Embeddings were generated sequentially for each model (ESM, ProSTT5, ProtT5).
Lookup and post-processing duration increases substantially with higher k values.
Post-processing includes hit collapsing, reliability scoring and pairwise alignments.

Warning

The lookup phase operates over the combined predictions of the three embedding models (ESM, ProSTT5, ProtT5). Therefore, overall execution time—particularly in post-processing—will vary if models are added or removed from the pipeline.

Performance Analysis¶

All experiments queried a shared reference table containing 126,582 sequence embeddings and 623,134 GO term annotations, corresponding exclusively to proteins with experimental evidence (i.e., excluding annotations inferred electronically).

The number of neighbors (k) used during the lookup step has a direct impact on execution time, especially in the post-processing phase. Increasing k results in:

More hits to evaluate per query.
Greater redundancy in annotations.
A larger number of pairwise alignments.

A clear linear trend is observed in the lookup and post-processing durations as k increases from 1 to 5, while the embedding generation time remains unaffected.

Key Observations:

For large proteomes like Mus musculus (~55k sequences), increasing k from 1 to 5 adds over 2000 seconds to the post-processing step alone.
For small proteomes like S. cerevisiae (~6k sequences), this overhead is proportionally smaller but still significant (~+250s in post-processing).

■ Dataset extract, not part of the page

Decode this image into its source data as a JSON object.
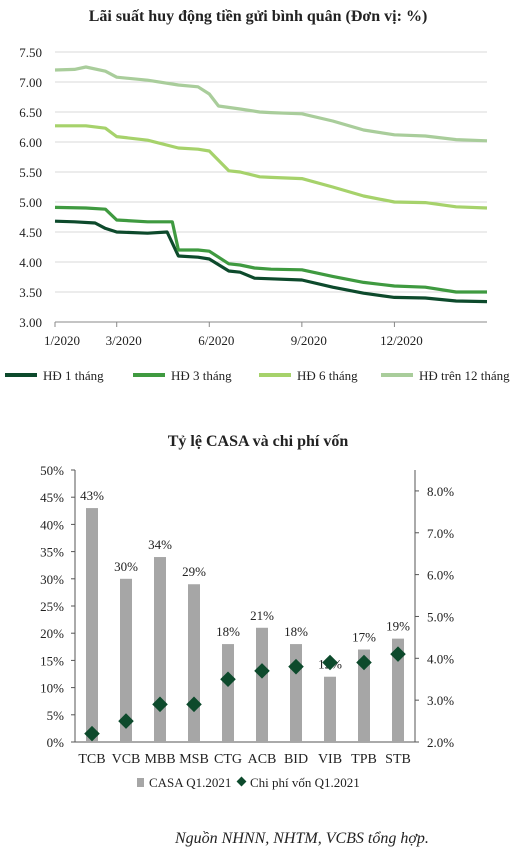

This suggests a trade-off between annotation depth (more neighbors = more GO candidates) and execution efficiency, depending on the target proteome and available computational resources.

General Statistics¶

The following metrics summarize the computational scope and cost of the full set of benchmarking experiments:

Total number of sequences processed: 244,156
Total runtime across all experiments: 39,515 seconds (~11 h)
Average runtime per sequence: 0.16 seconds

Average time per sequence (ms):

ESM embedding: 19.8 ms
ProSTT5 embedding: 20.1 ms
ProtT5 embedding: 19.9 ms
Lookup phase: 63.6 ms
Post-processing: 38.4 ms

These values reflect the average per-sequence cost of each model and pipeline stage when annotating full proteomes from different model organisms under controlled hardware conditions.